A Pride Story - Aww, How Sweet, Heroic, and Romantic...,


HuffPo |  In the ’30s and ’40s lesbians formed an unusual alliance when they started working for and with the mafia in New York City’s Greenwich Village. Back then, dressing in a suit was illegal for women — It could mean the difference between life and death. Butch women were taking real fashion risks and the mafia offered lesbians much-needed protection.
Although it might sound surprising to hear about out lesbians working with and for the mob, there was a time in New York City when all the gay clubs were mafia-run. —Vice
There’s always been an attempt to erase women from his-story, but make no mistake, the suffragettes were the first to plant their flag in the Village. The Village was run by lesbians. Working with the mob gave them clout and there was a good amount of money to be made.
Most of the bars in the Village were lesbian...The Village belonged to the gay girls, because the suffragettes had been there first, and they were all queer as pink plates. —Vice
While the mafia used their power to pay off the cops, lesbians in the Village found their own brand of power.
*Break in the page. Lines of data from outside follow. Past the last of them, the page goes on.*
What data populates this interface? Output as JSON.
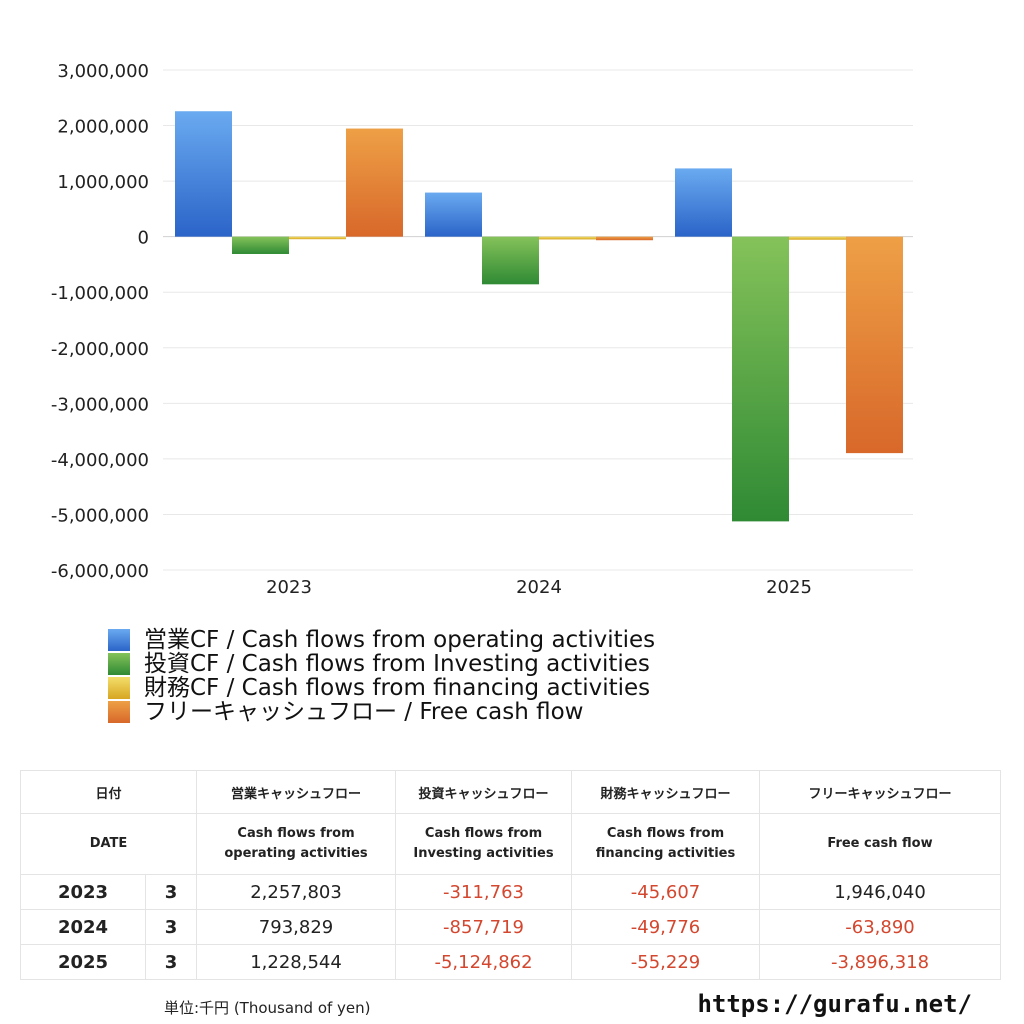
{
  "colors": {
    "operating": [
      "#6aaaf0",
      "#2b64c8"
    ],
    "investing": [
      "#85c25a",
      "#2f8a34"
    ],
    "financing": [
      "#f3de6a",
      "#d7a622"
    ],
    "free": [
      "#eea046",
      "#d8682a"
    ],
    "negative_text": "#d4472f"
  },
  "chart_data": {
    "type": "bar",
    "categories": [
      "2023",
      "2024",
      "2025"
    ],
    "series": [
      {
        "name": "営業CF / Cash flows from operating activities",
        "values": [
          2257803,
          793829,
          1228544
        ]
      },
      {
        "name": "投資CF / Cash flows from Investing activities",
        "values": [
          -311763,
          -857719,
          -5124862
        ]
      },
      {
        "name": "財務CF / Cash flows from financing activities",
        "values": [
          -45607,
          -49776,
          -55229
        ]
      },
      {
        "name": "フリーキャッシュフロー / Free cash flow",
        "values": [
          1946040,
          -63890,
          -3896318
        ]
      }
    ],
    "ylim": [
      -6000000,
      3000000
    ],
    "yticks": [
      3000000,
      2000000,
      1000000,
      0,
      -1000000,
      -2000000,
      -3000000,
      -4000000,
      -5000000,
      -6000000
    ],
    "ytick_labels": [
      "3,000,000",
      "2,000,000",
      "1,000,000",
      "0",
      "-1,000,000",
      "-2,000,000",
      "-3,000,000",
      "-4,000,000",
      "-5,000,000",
      "-6,000,000"
    ],
    "grid": true,
    "legend_position": "bottom-left"
  },
  "table": {
    "header_jp": [
      "日付",
      "営業キャッシュフロー",
      "投資キャッシュフロー",
      "財務キャッシュフロー",
      "フリーキャッシュフロー"
    ],
    "header_en": [
      "DATE",
      "Cash flows from\noperating activities",
      "Cash flows from\nInvesting activities",
      "Cash flows from\nfinancing activities",
      "Free cash flow"
    ],
    "rows": [
      {
        "year": "2023",
        "month": "3",
        "operating": "2,257,803",
        "investing": "-311,763",
        "financing": "-45,607",
        "free": "1,946,040"
      },
      {
        "year": "2024",
        "month": "3",
        "operating": "793,829",
        "investing": "-857,719",
        "financing": "-49,776",
        "free": "-63,890"
      },
      {
        "year": "2025",
        "month": "3",
        "operating": "1,228,544",
        "investing": "-5,124,862",
        "financing": "-55,229",
        "free": "-3,896,318"
      }
    ]
  },
  "footer": {
    "unit": "単位:千円 (Thousand of yen)",
    "site": "https://gurafu.net/"
  }
}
Many performed as drag kings, dressed to the nines in suits and ties. They put together acts that included a variety of talents. They worked the biggest drag shows in town, and were some of America’s first drag superstars. Drag was appealing — it meant cash and freedom. Coming out of the Depression, lesbians in Greenwich Village were living it up, buying cars and spending like there was no tomorrow.
“It was mafia bosses who founded hot spots, from the famed Stonewall Inn to the lesbian haunt the Howdy Club to the 181 Club.” —“New York Post
Off stage, women who broke the dress code oozed with style and sex appeal. Their hair, sleek and daring. Their style choices, undeniably seductive. Women never needed men to tell us what was sexy— We already knew.